(Dikutip dari buku “Menyingkap Kedahsyatan Sholawat & FADHILAHNYA karya Hasan Yazid Al-Palimbangy)
Selain bukti maḫabbah atau cinta kita kepada Rasulullah shallallahu alaihi wasallam, sholawat juga bisa menjadi penyelamat pada hari kiamat kelak karena unsur filosofi teologis yang terkandung di dalamnya.
Filosofi teologis sholawat ini memiliki dua unsur pengakuan yang esensial dan mendudukkan relasi antara Allah Subhanahu wata’aalaa dan Nabi Muhammad shallallahu alaihi wasallam secara proporsional. Pertama, mengakui Allah Subhanahu wata’aalaa sebagai Tuhan sekaligus mengakui Nabi Muhammad shalallahu alaihi wasallam sebagai hamba Nya.
Dalam shighat (redaksi) sholawat yang biasa kita lantunkan, yaitu Allahumma sholli ala sayyidina Muhammad, menunjukan kedudukan Allah Subhanahu wata’aalaa sebagai Dzat yang Maha Pemberi dan Nabi Muhammad shalallahu alaihi wasallam sebagai penerima. Betapapun tinggi derajatnya dan berstatus makhluk terbaik, Nabi Muhammad shalallahu alaihi wasallam tetaplah hamba Allah Subhanahu wata’aalaa.
“Jadi, membaca sholawat itu, di samping menunjukkan mahabbah (cinta) kita kepada Rasulullah shalallahu alaihi, dengan menyatakan beliau sebagai makhluk terbaik yang paling layak mendapat azkash sholawat dari Allah Subhanahu wata’aalaa, juga menyatakan Allah Subhanahu wata’aalaa sebagai (Tuhan) yang memberi,”
Penjelasan ini dilandaskan pada pandangan Sayyid Muhammad Murtadha Az-Zabidi, pengarang kitab kitab Ithafus Sadatil Muttaqin, syarah atas kitab Ihya Ulumudin, buah karya Imam Al-Ghazali.
وَأَنَّ النَبِيَّ وَاِنْ جَلَّ قَدْرُهُ فَهُوَ مُحْتَاجٌ اِلَی رَحْمَةِ اللّٰهِ عَزَّ وَجَلّ
Artinya: “Betapapun tingginya kedudukan Nabi Muhammad shalallahu alaihi wasallam, ia tetap membutuhkan kasih sayang dan kemurahan Allah Subhanahu wata’aalaa”
Inilah yang dimaksudkan sholawat sebagai penjaga akidah.

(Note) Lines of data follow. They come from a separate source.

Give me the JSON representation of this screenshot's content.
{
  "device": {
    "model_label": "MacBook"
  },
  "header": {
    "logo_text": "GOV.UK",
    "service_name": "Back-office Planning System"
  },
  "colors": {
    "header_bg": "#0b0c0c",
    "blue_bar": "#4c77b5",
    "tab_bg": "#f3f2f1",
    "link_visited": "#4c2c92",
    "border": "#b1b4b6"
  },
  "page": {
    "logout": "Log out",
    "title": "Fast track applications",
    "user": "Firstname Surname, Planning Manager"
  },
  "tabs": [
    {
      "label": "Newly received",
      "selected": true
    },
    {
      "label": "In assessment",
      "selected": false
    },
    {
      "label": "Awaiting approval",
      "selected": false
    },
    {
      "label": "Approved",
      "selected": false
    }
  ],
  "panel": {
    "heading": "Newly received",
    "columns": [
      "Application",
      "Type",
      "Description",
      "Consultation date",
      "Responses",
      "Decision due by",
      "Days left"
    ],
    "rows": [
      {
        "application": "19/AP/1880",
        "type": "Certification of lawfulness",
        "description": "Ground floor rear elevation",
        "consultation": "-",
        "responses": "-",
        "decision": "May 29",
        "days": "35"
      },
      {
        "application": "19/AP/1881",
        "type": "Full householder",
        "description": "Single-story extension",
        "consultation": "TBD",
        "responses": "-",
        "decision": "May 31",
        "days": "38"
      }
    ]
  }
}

Umat Islam tetap mengagungkan Rasulullah sebagai status hamba Allah Subhanahu wata’aalaa dan tidak sampai menuhankannya.
Lain halnya dengan umat Nasrani yang sudah melakukan kesalahan fatal, yaitu menganggap Nabi Isa alaihissalam sebagai tuhan, sedangkan orang Yahudi yang tidak suka dengan Nabi Isa alaihissalam dan menuduh Isa alaihissalam sebagai anak hasil zina. Sementara umat Nabi Muhammad shalallahu alaihi wasallam, tetap menganggungkan Rasulullah dengan status sebagai hamba Allah, tidak sampai menuhankannya.
Penegasan senada juga tertuang dalam salah satu bait Qashidah Burdah karya Imam Al-Bushiri.
دَعْ مَا ادَّعَتهُ النَّصَارَى في نَبِيِّهِمُ * وَاحْكُمْ بِمَا شِئْتَ مَدْحًا فِيْهِ وَاحْتَكِمِ
“Tinggalkanlah olehmu apa-apa yang disangkakan oleh orang Nasrani. Tak mengapa kamu memuji Nabi secara berlebihan, tapi tinggalkanlah tradisi yang dilakukan orang Nasrani.”
Sedalam-dalam cintanya kita menyanjung Nabi Muhammad shalallahu alaihi wasallam, umat muslim tidak akan terjebak sampai mendudukkan Rasulullah setingkat dan sederajat dengan Allah Subhanahu wata’ala.
Inilah berkah shalawat. Ia tidak sekadar bukti cinta dan takzim. Melainkan penjaga tauhid yang menyelamatkan kita di hari kiamat kelak.